74% of gaming Redditors aren't on Discord and 64% aren't on Twitch, so Reddit reaches an audience other channels miss. (Cloutboost, 2025)
4–6 weeks before launch: build your creator shortlist and send keys
Identify 30–50 creators who cover comparable games. This is the single most valuable pre-launch activity you can do. A well-matched creator playing your game in the weeks before launch drives wishlists directly. Search by a comparable title, filter by follower range and recency, and note contact emails.
Send personalized pitches with a Steam key attached. Reference a specific video or stream of theirs on a comparable game in the first sentence. Keep the email short: hook, key, trailer link, no-strings offer. Log every key and every status in a tracking system, because you need to know which keys produced coverage.
Send one follow-up a week after the first email if you haven't heard back. After that, move on. A no-reply is information. A second follow-up on top of a no-reply is damage.
2 weeks before launch: store page, community, and assets
Your Steam store page needs to be in final shape before any creator publishes: a strong capsule image, a trailer that holds attention past the first 10 seconds, a clear short description, and screenshots that show actual gameplay. Creators who cover you will drive people to that page, so it needs to convert.
Post a devlog or launch announcement in the relevant communities (r/gamedev, r/IndieGaming, genre-specific Discords). Lead with something useful or interesting, not just a promotion. These posts warm the community before launch day and give you an organic moment to post again on release.
Make sure your trailer, key art, and a few strong GIFs are ready to share. These assets will be reused across every outreach email, community post, and social share, so invest the time to make them good once rather than patching them at the last minute.
Launch week: amplify and track
Post launch-day announcements in communities that allow it, following each community's rules. Reply to creator coverage with a genuine thank-you. A short, specific note, not a form response. That relationship is worth more than the single video.

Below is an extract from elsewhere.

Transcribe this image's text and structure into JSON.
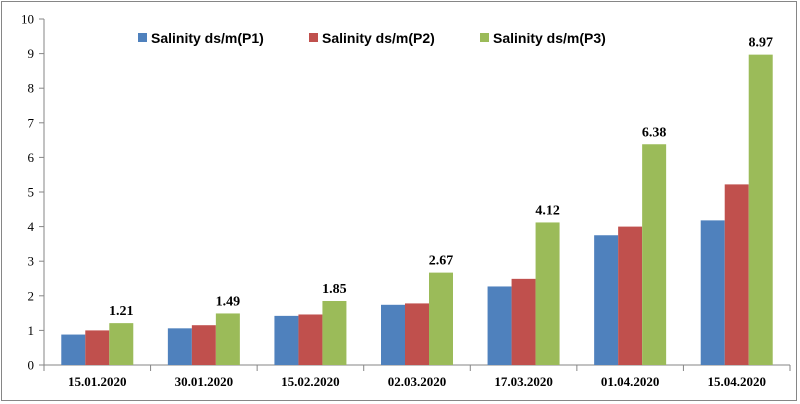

Check your outreach pipeline. Any creator who received a key but hasn't published yet is worth a brief, friendly check-in during the launch window. Not a pressure campaign, just making yourself available if they have questions or need anything to complete their coverage.
Track wishlist and sales movements against which coverage published and when. That attribution tells you which creators and which channels actually drive conversions for your genre, and that's worth more than any post-mortem survey.
Frequently asked questions
How early should I start creator outreach before launch?
4–6 weeks before launch is the practical minimum. Creators need time to schedule coverage, and you want some to go live in the weeks before release to build wishlists, not just on launch day itself.
What if I don't have time to do all of this?
Prioritize creator outreach above everything else. It's the most valuable activity for most indie launches. A focused shortlist of 30 well-matched creators with personal pitches will do more than spreading effort thin across social channels.
Should I coordinate creator coverage to all go live on the same day?
A staggered schedule is usually better than a single day pile-up. Coverage in the days and weeks before launch builds wishlists; coverage on launch day itself drives purchases. If you can influence timing at all, aim for a spread across the 2-week window around launch.
What has to be ready before any creator publishes?
Your Steam store page needs to be in final shape roughly two weeks out: a strong capsule image, a trailer that holds attention past the first 10 seconds, a clear short description, and screenshots of actual gameplay. Creators who cover you drive people straight to that page, so it needs to convert before the coverage lands.
What should I do during launch week itself?
Amplify and track. Post launch-day announcements in communities that allow it, reply to each piece of creator coverage with a specific thank-you, check in briefly with any creator who received a key but hasn't published yet, and track wishlist and sales movements against which coverage published and when — that attribution tells you which channels actually convert for your genre.